Source:
https://scmp.com/article/609801/february-flowers

February Flowers

February Flowers

by Fan Wu

Picador, HK$120

'Not growing up is a good thing.' So says Miao Yan to Chen Ming, a 17-year-old book lover she befriends one evening on an abandoned rooftop. The pair, both university students in Guangzhou in 1991, couldn't be more different. Miao Yan, seven years older, comes from one of China's Miao tribes and is as spirited and free with her affections as her new friend is reserved and virginal. But somehow they click, and intensely so. A coming-of-age story that contrasts modern ways with old values, February Flowers is also an affecting comment on the legacy of Mao Zedong's re-education of millions of people during the Cultural Revolution. Chen Ming, the child of exiled schoolteacher parents-turned-farmers, embodies the hope that died in her father and mother during their youth, which explains the emphasis on her scholarly achievements and naivete where male/female relationships are concerned.

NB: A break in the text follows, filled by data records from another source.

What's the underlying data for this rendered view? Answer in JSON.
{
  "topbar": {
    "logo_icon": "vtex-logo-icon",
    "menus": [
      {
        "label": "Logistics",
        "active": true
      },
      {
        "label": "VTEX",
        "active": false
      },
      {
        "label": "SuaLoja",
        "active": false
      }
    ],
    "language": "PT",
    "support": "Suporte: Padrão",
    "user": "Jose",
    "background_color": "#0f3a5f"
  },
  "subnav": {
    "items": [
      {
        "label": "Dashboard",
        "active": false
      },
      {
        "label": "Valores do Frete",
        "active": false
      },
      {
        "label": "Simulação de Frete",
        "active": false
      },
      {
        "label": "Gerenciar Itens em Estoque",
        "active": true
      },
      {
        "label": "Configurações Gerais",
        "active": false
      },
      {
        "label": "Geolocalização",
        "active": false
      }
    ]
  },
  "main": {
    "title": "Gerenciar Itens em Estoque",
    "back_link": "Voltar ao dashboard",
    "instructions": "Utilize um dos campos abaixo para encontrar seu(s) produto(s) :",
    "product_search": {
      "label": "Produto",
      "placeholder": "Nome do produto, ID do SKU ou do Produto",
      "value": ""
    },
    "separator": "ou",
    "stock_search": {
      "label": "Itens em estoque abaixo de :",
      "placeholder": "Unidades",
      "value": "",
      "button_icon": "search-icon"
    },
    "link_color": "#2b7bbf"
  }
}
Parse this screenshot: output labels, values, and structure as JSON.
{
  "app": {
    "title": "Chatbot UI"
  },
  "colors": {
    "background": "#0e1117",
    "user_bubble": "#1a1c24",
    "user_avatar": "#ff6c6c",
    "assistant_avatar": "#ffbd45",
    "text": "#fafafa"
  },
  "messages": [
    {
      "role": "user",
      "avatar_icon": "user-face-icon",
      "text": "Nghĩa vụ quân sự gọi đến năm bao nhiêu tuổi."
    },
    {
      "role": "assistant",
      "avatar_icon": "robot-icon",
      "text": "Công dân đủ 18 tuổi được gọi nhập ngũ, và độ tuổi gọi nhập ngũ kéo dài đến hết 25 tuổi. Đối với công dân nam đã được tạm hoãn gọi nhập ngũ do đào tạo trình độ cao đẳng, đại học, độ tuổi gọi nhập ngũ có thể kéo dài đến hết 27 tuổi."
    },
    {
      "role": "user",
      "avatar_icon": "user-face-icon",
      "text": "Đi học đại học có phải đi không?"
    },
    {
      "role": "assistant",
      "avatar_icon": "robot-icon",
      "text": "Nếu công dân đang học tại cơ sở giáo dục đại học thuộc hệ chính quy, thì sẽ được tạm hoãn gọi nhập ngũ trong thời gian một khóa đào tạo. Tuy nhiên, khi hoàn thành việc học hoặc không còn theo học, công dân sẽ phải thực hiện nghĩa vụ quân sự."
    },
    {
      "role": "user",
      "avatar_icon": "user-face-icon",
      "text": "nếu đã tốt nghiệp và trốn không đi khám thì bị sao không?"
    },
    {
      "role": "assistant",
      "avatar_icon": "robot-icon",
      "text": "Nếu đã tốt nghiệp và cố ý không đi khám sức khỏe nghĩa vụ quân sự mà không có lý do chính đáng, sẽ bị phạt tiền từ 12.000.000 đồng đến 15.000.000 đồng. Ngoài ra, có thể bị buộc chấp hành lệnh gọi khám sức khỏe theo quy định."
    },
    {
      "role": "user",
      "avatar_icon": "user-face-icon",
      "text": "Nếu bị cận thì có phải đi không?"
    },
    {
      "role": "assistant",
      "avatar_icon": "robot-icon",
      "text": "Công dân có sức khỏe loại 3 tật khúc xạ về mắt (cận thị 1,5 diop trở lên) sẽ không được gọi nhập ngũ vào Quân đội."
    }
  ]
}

Narrated by Chen Ming 12 years after the end of her friendship with Miao Yan, the deceptively simple story succeeds in evoking a deep sense of loss and longing, especially when the protagonist describes her less-than-passionate, and ultimately unsuccessful, marriage to a doctor.

Not a few works of fiction have come out of the mainland about the sexual awakening of its young. This, a debut novel by Fan Wu, is one of the better offerings.